Pinar del Río
The tobacco-growing area of Cuba and the centre of the cigar industry
The Pinar del Río province is Cuba’s westernmost province and contains one of Cuba’s three main mountain ranges, the Cordillera de Guaniguanico, divided into the easterly Sierra del Rosario and the westerly Sierra de los Organos. These form a landscape characterized by steep-sided limestone hills (called Mogotes) and flat, fertile valleys. Such a topographic feature, the Viñales Valley, is a UNESCO World Heritage Site.
The northern coast opens to the great Gulf of Mexico and is lined by the Colorados Archipelago, a string of cays and isles developed on a reef barrier. The westernmost point of Cuba, Cabo San Antonio is located on the Guanahacabibes Peninsula, which is a National Park and a Biosphere Reserve.
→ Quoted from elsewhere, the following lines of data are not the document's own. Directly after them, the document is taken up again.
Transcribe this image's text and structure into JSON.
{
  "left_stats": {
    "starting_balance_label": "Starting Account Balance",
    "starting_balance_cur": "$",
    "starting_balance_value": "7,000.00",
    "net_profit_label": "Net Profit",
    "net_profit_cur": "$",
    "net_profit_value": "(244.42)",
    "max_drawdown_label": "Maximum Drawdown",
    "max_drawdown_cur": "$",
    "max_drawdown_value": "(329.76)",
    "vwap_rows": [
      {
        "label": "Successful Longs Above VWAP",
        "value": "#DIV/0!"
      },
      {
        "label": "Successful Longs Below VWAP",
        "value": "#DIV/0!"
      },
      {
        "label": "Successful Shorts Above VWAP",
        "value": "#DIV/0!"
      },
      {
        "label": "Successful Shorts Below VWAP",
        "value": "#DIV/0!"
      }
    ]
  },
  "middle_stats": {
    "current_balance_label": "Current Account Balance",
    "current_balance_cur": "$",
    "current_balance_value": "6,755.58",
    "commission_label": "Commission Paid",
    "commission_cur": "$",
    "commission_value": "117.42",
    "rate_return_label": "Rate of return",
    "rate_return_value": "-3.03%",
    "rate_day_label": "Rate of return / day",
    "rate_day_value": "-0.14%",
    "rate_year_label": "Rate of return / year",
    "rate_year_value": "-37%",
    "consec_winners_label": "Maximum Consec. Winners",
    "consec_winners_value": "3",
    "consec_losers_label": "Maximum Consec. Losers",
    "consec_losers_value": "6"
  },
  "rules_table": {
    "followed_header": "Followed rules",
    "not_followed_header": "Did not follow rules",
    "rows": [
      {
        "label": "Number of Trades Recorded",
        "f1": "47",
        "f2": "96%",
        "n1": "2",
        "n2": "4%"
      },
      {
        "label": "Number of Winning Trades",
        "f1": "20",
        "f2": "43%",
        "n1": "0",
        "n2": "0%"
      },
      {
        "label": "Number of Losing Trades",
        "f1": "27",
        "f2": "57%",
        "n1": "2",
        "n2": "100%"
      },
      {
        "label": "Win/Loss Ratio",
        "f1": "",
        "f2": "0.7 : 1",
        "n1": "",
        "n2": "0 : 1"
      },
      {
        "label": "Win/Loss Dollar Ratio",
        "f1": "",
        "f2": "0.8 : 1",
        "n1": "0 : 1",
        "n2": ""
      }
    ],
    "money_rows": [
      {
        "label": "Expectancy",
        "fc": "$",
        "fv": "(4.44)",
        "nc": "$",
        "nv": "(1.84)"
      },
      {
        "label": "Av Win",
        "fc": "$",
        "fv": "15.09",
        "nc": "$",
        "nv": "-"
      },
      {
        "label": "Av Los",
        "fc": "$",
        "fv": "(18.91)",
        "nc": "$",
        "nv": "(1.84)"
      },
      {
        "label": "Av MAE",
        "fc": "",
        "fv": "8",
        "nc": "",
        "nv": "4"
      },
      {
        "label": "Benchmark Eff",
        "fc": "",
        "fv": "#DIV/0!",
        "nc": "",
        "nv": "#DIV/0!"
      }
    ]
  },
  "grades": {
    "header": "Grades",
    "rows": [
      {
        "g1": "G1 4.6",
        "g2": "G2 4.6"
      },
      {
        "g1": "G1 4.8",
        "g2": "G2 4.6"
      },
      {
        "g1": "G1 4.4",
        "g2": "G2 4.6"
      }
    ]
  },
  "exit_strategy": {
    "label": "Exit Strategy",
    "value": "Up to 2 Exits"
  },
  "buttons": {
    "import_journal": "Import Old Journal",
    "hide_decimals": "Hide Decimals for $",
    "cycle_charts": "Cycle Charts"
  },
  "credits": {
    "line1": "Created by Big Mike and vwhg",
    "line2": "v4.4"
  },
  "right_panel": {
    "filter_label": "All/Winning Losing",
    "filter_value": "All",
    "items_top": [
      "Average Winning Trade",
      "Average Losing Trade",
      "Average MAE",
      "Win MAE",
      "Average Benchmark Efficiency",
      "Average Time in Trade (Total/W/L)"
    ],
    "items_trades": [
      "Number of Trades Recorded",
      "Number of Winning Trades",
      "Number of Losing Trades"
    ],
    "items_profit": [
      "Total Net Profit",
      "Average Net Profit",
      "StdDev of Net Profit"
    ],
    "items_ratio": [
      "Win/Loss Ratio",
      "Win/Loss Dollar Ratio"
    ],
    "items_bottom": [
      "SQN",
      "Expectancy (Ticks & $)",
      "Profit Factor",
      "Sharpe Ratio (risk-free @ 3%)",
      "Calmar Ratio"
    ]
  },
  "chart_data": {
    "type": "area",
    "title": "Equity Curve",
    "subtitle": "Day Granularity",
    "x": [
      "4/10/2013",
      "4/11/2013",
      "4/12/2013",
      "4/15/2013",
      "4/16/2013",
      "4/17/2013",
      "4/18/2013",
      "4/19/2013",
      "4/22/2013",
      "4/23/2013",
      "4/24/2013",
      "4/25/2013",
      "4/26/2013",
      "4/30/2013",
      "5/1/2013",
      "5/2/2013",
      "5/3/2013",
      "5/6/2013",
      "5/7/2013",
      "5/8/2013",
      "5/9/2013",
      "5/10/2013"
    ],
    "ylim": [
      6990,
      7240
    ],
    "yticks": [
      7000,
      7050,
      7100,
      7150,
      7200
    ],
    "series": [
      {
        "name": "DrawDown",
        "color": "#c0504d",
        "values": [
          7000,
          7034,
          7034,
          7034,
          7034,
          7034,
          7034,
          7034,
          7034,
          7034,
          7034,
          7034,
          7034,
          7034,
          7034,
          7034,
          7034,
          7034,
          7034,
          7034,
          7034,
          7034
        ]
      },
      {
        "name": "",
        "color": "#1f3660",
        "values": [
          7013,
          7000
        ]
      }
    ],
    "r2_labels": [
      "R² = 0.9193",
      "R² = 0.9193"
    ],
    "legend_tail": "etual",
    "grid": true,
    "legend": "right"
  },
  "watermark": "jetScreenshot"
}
Tourism is also an important part of the province’s economy. Though the town of Pinar del Río (the provincial capital) has some places of cultural and historical interest (such as the Cathedral of San Rosendo, a 19th Century construction), most attractions are to be found in rural or natural settings. A major destination is the Viñales Valley, a karstic depression located in the Sierra de los Organos, north of the town of Viñales. Designated a World Heritage Site by UNESCO in 1999 because of its natural beauty and the traditional agricultural techniques which continue to used in the cultivation of tobacco and other crops there, the valley is a popular hiking and rock climbing location.
Many of the valley’s surrounding hills are dotted with caves which may be explored by visitors and spelunking has become another popular activity in the province (a particularly interesting cave is the Cueva de los Portales, beside the Río Caiguanabo, where Che Guevara set up his staff headquarters and dormitory as commander of the Western Army during the Cuban Missile Crisis).
Accommodations in and near Viñales have also grown in number in response to growing tourism in the region. In addition to casas particulares (licensed bed and breakfasts in private residences), there a number of hotels some kilometers from the town, such as La Ermita and Rancho Horizontes San Vicente.
Maria La Gorda
With around 30 diving sites, Pinar del Río is also considered one of Cuba’s premier scuba diving destinations. his beautiful beach, with its fine sand, is five miles (eight km) long. The seabed here is one of the richest in Cuba in terms of biodiversity and has the largest colony of black coral in the archipelago. At its 39 scuba-diving sites, you can see gardens of gorgonians, sponges, a long wall with grottoes, abundant marine fauna and artifacts showing that both pirate and merchant ships used to anchor here in the past. Cayo Levisa, about two kilometers offshore, is known for its copious black coral and excursions to this cay are afforded by tour agencies based in the province.
Another major tourist destination in the province is Las Terrazas, a rural community boasting scores of craftsmen and artists the ruins of many old French coffee plantations, rivers which are excellent for swimming, an ecological hotel, well‐conserved forests of notable biodiversity which contain many endemic species of trees, the Soroa orchid gardens, with over 700 species of orchids from all over the world and 100 from Cuba, in addition to around 6000 species of other ornamental plants, and a beautiful waterfall 72 feet (22 m) high.As in other parts of the province, there are several hiking trails which weave through the surrounding mountains. Some companies offer guided hiking tours on a daily basis (in some areas, in fact, a guide is mandatory).